Friday, March 23, 2007

Google Translate Engine 0.8.0 released

For some of my upcoming projects, I was hoping to find some publicly available translation web service. I managed to find one, but it seemed to be under fairly heavy load and unavailable at times.

Google has a very nice, simple web interface for performing text translations. Unfortunately they don't offer an API for it. Since I couldn't find a suitable web service, it made sense to do my own implementation by scraping google's site. Besides, I could always use more experience with web services.

Before I could do any of that, I had to write the core library. It's not a web service, but it's completely usable in a java application. I haven't had an opportunity to test it out very much, but I decided to share it anyway. You can find the Google Translate Engine v 0.8, here on my software page. It appears to work fine, but I've had a real hard time getting my workstation to properly output unicode on the console, so it definitly requires more testing.

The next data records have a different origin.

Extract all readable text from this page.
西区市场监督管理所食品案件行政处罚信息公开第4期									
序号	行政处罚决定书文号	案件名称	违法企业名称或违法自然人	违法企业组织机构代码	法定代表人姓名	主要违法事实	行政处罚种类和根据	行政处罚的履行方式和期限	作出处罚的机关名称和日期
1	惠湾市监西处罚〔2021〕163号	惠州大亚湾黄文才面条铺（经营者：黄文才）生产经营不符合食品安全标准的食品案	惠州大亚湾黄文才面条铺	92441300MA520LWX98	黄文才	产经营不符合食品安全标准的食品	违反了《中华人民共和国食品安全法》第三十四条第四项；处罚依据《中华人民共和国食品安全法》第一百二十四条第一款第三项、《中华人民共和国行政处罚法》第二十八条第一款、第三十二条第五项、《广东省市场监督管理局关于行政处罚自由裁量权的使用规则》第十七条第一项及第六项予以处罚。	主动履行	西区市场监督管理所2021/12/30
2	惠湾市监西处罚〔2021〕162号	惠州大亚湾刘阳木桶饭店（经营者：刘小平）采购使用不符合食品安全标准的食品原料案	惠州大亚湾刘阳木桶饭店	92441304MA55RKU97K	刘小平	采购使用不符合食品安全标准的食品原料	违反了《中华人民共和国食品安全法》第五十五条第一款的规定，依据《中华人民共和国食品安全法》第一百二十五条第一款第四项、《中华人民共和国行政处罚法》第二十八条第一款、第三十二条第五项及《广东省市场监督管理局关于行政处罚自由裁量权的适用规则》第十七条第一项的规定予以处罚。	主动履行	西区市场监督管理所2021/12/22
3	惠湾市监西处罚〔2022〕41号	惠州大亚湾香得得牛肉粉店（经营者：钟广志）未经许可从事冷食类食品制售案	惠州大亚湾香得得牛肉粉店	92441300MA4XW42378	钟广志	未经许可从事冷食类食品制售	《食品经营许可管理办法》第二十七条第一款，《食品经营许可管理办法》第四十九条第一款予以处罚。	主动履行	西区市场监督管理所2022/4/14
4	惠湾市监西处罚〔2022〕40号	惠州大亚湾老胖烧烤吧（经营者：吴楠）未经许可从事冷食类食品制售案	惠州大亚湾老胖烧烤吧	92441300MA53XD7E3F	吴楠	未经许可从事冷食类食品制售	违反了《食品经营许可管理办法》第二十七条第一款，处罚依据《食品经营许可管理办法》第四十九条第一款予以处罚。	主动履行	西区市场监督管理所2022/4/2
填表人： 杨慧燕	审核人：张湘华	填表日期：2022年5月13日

I played with lots of new stuff while making this: maven, javadoc, SAX, unit testing to name a few. I'm using John Cowan's nice tagSoup library to web scrape. It allows me to use a SAX handler even on badly formed html.

Now I'm in the process of trying to figure out how to best implement an old school JSR-109 servlet driven JAX-RPC web service. My target platform at the moment is Jboss. As a pre-requisite exercise I'll probably make a tiny RMI service that hooks into the translate engine. Hopefully I can get that done in the next couple of days.